4 マルチメディア教育設備教室および授業

 情報処理設備は情報教育だけに使われるものではありません。通常の授業においても大幅な質の改善に有効で積極的な活用が期待されています。そのため、八王子キャンパスでは、マルチメディア設備を有する教室を次のとおり整備しています。定員70人の小規模教室2教室および定員200人の中規模教室をプロジェクター(パソコン画像、ビデオ画像対応)、教員用パソコン、情報コンセント、DVDプレイヤー、ビデオデッキ、教材提示装置、大型スクリーン、音響装置を備えたマルチメディア教室としています。また、定員400人の大規模教室が2教室あり、上記小規模教室の設備すべてに加えてプロジェクター・スクリーンは各3台を備え、教室内のどの席からも良好な視認性を確保しています。そこでは3席に一つの情報コンセント合計133個を備え、学生参画型の授業に対応しています。これらの設備によって、語学教育のみならず、従来の黒板使用による講義形式で行われていた授業においても画像やインターネットで得られる最新情報を使用した授業が行われ始めています。


5 授業外での活用

 情報教育は授業時間内だけでは十分ではない場合が多いため、八王子キャンパスでは、授業時間以外にも自由に学内LANを使用し学習できる環境を用意しています。第一にデスクトップパソコン教室に自由練習時間を設定し、その時間は学生が自由にパソコンやLANを使用し学習できます。第二に情報コンセント教室1室を開放し、随時学生がパソコンを持ち込み、学内LANへ接続して学習できるようにしています。
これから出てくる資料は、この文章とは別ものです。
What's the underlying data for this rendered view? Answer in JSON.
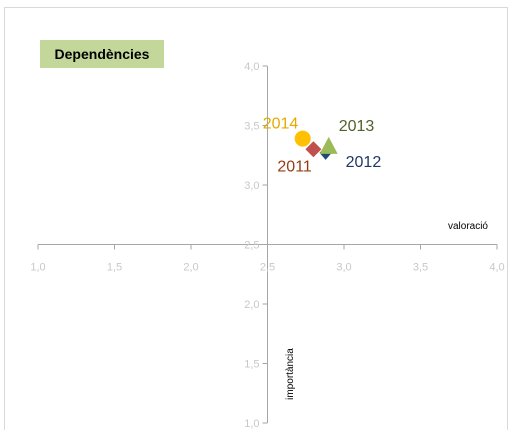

第三に図書館内の閲覧室に情報コンセントを設置し、自由に使わせています。また、336人収容の図書館の学習室に情報コンセント・電源コンセント設置しています。図書館ではこの他に25人収容のマルチメディア機器室を設け、学生が最新の教育ソフトを利用しています。
 社会の情報化は就職活動においても大きな変革を促し、学生はインタ−ネットなしで就職活動をすることは不可能です。このような社会と直接接触する活動において、情報技術を実地に利用することは教育の一環として重要な意味を持っています。これに対して、八王子キャンパスでは、就職室、就職閲覧室でデスクトップパソコン10台と情報コンセント30個を設置の上、ノートパソコンの貸し出しを行い、学生に利用させています。


6 おわりに

 八王子キャンパスの学内LANは教育・研究のインフラです。したがって、その安定運用、システムの継続的機能向上、サービスの向上は必須です。一方、情報化社会の発展はドッグイヤーと言われるように急速ですが、大学においても時代に遅れることなく教育・研究環境を常に最新に維持していかなければならないと考えています。八王子キャンパスでは、情報処理センターがおかれ、誰でも、いつでも、どこでも使えるTU−HOPEをネットワーク社会の陰の部分から自身を守ると同時に、ネットワーク社会の良き一員であるためには、高度なキュリティを確保しつつ、有効な教育・研究設備の一つとして維持・強化に努めていきたいと考えています。